Esta reinterpretación de la masculinidad tóxica en forma de cepa aumenta la débil masa muscular de una criatura destinada, casi por necesidad, a quedar sepultada. El discurso se enuncia con tan escasa sutileza como la de los envites de sus monstruos (a estas alturas, la velocidad explosiva de las bestias se asume ya solo como una efectiva táctica asustaviejas), pero también inocula una cierta agresividad al filme. Frente a la regular prescripción de gore, que deja un insípido regusto a trámite, se antoja más jugoso el comportamiento depredador de Max, en tanto que el alcance de su perversión grada en la resurrección, mostrando nuevas caras de la cultura de la dominación. Sus impulsos no solo afectan a Zoe, sino a los supervivientes más débiles, los menores refugiados, a los que observa agazapado entre la maleza. Los resuellos del zombi ya no son solo reflejo de funciones vitales pasadas, sino la expectoración de su sexualidad aún latente en el rigor mortis. Esa insinuación de la pederastia contagia de suspense a la escena más firmemente desagradable de este Día de los muertos, una en la que Hernández Vicens juega a intercambiarnos el punto de vista de víctima y victimario con una pelota extraviada como excusa.
IV. Lo insaciable
Al final prima el estómago sobre el cerebro.
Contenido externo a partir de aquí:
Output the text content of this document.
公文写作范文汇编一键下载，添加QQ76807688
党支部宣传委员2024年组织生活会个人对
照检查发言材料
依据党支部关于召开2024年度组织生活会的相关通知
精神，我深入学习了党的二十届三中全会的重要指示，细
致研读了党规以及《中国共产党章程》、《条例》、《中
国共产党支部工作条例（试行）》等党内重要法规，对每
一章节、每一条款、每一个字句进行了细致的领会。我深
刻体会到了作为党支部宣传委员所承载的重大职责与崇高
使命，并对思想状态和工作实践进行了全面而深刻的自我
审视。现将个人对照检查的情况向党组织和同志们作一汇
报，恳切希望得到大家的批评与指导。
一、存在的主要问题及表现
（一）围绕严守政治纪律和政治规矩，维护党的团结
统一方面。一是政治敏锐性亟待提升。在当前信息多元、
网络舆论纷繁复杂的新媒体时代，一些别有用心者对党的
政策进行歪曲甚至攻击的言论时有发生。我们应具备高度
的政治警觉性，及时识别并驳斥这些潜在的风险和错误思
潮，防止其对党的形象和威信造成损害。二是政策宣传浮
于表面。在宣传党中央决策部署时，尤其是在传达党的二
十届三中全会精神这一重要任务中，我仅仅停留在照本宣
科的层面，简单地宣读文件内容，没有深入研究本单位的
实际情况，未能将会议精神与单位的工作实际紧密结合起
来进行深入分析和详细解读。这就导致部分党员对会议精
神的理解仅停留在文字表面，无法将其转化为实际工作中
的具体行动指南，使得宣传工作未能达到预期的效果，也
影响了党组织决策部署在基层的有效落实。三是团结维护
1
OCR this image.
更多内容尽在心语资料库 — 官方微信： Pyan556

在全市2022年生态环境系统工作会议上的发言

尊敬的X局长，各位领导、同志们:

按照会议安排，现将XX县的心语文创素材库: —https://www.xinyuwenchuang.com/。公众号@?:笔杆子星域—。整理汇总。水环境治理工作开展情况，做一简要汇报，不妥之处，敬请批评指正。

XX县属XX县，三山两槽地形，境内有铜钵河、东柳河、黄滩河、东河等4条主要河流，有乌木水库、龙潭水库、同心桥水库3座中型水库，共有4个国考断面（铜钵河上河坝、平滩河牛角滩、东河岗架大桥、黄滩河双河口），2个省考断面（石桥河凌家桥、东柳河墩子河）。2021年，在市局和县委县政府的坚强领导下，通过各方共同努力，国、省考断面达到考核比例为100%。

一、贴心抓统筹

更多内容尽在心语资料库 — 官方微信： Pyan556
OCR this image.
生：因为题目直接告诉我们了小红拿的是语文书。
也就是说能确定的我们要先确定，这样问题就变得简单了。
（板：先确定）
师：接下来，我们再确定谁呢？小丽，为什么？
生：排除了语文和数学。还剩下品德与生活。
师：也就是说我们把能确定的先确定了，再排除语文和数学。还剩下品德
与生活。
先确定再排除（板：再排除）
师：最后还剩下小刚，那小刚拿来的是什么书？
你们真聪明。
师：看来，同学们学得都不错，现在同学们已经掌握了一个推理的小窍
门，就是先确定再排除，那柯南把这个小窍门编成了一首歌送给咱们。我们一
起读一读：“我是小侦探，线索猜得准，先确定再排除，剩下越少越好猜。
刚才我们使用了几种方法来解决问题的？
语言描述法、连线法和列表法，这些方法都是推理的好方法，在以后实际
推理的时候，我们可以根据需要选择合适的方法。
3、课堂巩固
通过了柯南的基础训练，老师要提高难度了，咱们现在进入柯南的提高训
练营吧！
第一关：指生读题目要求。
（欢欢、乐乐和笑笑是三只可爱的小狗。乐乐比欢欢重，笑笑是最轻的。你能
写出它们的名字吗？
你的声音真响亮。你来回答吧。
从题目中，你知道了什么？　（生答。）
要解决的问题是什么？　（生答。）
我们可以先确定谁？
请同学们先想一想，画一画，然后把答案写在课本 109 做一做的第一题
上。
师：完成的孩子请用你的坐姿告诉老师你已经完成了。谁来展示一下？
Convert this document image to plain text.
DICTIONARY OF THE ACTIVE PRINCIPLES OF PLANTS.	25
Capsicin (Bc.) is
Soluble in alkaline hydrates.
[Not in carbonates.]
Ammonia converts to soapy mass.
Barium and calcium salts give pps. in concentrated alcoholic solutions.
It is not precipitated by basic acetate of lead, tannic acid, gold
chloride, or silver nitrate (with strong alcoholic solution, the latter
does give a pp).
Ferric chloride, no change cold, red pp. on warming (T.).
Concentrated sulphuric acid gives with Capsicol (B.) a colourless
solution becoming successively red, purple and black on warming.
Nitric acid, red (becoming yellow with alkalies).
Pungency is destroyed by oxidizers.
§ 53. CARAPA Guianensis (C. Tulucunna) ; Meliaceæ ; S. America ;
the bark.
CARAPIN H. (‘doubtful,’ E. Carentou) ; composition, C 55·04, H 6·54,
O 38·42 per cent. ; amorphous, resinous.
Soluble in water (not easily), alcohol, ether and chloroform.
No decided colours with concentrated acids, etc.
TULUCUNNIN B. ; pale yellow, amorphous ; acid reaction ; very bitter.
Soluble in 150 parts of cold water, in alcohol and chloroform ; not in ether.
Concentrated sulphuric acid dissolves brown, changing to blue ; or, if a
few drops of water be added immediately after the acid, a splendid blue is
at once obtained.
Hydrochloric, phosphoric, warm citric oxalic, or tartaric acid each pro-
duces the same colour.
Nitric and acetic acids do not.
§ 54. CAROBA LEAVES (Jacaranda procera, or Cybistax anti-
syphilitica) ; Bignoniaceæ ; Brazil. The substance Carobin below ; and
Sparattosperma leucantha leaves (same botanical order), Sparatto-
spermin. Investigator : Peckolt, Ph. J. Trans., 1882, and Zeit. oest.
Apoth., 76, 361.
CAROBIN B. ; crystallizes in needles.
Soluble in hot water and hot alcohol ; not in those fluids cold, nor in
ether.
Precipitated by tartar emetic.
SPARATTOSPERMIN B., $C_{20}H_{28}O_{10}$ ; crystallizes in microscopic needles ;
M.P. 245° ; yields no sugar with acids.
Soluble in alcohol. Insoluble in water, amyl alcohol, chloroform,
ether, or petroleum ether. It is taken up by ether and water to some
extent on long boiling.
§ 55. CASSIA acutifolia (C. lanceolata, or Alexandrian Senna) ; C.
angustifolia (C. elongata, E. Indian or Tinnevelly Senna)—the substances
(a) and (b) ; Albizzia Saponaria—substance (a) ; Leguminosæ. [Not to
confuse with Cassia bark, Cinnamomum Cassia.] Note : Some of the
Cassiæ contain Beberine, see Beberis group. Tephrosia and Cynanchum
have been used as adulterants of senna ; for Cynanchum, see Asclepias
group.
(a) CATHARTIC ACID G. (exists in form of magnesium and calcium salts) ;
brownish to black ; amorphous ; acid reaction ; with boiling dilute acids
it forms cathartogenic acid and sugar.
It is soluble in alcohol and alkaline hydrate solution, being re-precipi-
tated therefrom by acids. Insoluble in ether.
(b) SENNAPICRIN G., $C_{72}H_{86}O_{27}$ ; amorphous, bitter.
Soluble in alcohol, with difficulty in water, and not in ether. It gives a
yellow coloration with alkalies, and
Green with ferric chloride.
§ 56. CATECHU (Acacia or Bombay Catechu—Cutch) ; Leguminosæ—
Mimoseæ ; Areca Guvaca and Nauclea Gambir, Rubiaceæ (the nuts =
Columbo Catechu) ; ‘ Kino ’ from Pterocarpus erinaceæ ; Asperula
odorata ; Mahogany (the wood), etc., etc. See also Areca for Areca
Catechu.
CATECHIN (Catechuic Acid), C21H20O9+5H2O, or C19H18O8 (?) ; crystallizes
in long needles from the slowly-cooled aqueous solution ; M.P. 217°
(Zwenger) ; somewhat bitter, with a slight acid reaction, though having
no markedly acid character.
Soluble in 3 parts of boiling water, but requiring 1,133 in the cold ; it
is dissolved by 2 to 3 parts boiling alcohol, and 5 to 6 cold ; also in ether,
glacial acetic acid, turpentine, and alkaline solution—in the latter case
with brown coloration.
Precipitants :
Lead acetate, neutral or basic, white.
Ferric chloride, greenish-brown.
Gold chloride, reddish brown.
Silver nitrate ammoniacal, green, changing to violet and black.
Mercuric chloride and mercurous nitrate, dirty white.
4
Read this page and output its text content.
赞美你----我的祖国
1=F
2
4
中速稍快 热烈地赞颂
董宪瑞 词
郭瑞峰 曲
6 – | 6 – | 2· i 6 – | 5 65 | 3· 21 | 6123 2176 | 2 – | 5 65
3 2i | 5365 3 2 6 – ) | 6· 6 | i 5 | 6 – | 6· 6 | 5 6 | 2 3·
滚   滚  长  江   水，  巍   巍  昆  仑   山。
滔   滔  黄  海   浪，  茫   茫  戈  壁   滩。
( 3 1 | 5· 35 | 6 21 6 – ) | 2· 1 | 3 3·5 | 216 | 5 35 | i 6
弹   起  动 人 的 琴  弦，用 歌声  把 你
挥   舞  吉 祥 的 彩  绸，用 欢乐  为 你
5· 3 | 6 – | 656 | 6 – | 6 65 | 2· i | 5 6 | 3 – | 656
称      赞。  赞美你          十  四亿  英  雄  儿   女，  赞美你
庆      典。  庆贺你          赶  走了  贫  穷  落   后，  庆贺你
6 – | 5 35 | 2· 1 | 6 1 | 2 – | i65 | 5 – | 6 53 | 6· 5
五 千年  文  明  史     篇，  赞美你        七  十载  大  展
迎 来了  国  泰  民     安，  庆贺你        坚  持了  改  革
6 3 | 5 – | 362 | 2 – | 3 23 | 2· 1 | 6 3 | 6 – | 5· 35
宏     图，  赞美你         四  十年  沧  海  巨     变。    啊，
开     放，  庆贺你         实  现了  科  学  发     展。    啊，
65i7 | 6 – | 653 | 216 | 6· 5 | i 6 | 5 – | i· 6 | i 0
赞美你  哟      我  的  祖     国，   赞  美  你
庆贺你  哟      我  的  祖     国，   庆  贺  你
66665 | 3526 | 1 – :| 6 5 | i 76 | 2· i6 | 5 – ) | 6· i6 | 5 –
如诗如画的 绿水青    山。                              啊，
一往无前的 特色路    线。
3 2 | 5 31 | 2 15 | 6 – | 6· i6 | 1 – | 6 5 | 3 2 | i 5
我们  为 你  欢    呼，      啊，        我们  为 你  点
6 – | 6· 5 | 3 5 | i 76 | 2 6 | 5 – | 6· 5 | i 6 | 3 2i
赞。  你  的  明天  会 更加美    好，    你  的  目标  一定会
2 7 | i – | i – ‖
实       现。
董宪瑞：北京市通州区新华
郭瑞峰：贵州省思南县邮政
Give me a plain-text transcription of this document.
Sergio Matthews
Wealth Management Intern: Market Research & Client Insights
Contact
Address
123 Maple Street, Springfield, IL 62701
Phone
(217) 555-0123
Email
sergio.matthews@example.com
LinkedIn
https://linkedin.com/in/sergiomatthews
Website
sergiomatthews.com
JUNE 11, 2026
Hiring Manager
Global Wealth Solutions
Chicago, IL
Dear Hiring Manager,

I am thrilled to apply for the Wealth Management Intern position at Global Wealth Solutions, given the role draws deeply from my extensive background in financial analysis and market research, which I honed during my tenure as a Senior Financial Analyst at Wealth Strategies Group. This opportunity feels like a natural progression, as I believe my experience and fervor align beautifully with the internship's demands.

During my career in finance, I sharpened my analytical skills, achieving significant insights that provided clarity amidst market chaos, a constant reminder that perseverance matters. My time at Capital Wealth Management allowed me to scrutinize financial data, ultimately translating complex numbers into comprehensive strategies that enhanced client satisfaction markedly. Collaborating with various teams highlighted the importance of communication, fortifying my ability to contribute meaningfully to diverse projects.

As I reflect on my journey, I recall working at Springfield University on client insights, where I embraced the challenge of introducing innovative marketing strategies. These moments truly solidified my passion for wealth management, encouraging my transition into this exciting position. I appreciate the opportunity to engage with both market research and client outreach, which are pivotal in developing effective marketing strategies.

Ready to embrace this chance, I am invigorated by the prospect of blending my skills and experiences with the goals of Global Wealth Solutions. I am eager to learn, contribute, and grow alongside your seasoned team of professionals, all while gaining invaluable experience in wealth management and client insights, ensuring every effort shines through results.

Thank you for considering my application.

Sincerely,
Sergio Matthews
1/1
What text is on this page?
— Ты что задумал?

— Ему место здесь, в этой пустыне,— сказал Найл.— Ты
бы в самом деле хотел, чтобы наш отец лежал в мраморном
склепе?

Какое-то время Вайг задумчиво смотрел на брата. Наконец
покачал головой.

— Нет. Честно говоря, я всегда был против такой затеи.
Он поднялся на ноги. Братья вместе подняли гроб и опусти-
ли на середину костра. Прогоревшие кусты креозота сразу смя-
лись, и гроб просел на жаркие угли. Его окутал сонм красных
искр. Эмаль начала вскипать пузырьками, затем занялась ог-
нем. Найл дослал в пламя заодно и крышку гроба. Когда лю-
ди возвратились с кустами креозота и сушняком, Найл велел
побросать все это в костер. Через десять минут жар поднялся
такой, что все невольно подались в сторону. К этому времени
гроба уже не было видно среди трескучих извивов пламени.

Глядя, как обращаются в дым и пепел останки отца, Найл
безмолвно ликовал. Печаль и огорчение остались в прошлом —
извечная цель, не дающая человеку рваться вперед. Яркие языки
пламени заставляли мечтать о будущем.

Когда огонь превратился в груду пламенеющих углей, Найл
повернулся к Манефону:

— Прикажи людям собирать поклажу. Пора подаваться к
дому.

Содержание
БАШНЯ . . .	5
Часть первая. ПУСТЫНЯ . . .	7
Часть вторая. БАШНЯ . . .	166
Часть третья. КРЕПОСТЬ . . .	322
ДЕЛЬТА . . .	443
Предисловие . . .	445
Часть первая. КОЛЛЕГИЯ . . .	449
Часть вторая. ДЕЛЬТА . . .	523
La complacencia a la reflexión. Por eso George permaneció sus últimos años aguardando en un rincón, mesándose su coleta de eterno hippie, mirando a través de sus exageradas lentes cómo otros aprovechaban para chupar sus plasmas sacando réditos en los confines de la industria. Cuestión de militancia.
Cocinada casi como un exploit a la europea, en Day of the Dead: Bloodline se prima engullir a paladear, y por eso el producto que regurgita resulta ligero, fácilmente digerible, por más que lo condimente con tropezones más densos y picantes. Se mastica (a sí misma) rápido. Mientras, El día de los muertos sigue atragantándose, haciendo bola cada vez que repetimos. Su amargura nos retuerce las tripas y nos excita la bilis. Nos crispa y nos incita. Queremos más y repetimos. Con esta, podemos hacerlo. Se podrá ver el hueso, pero el alimento no se agota.
Si de algo sirve cada nuevo mordisco que le dan es para volver a ella. Para reafirmar por qué era la favorita de George A. Romero. La favorita de ellos, los que la canibalizan. Y la de nosotros, los que comulgamos de su desafección. No podemos culparnos por nuestros instintos.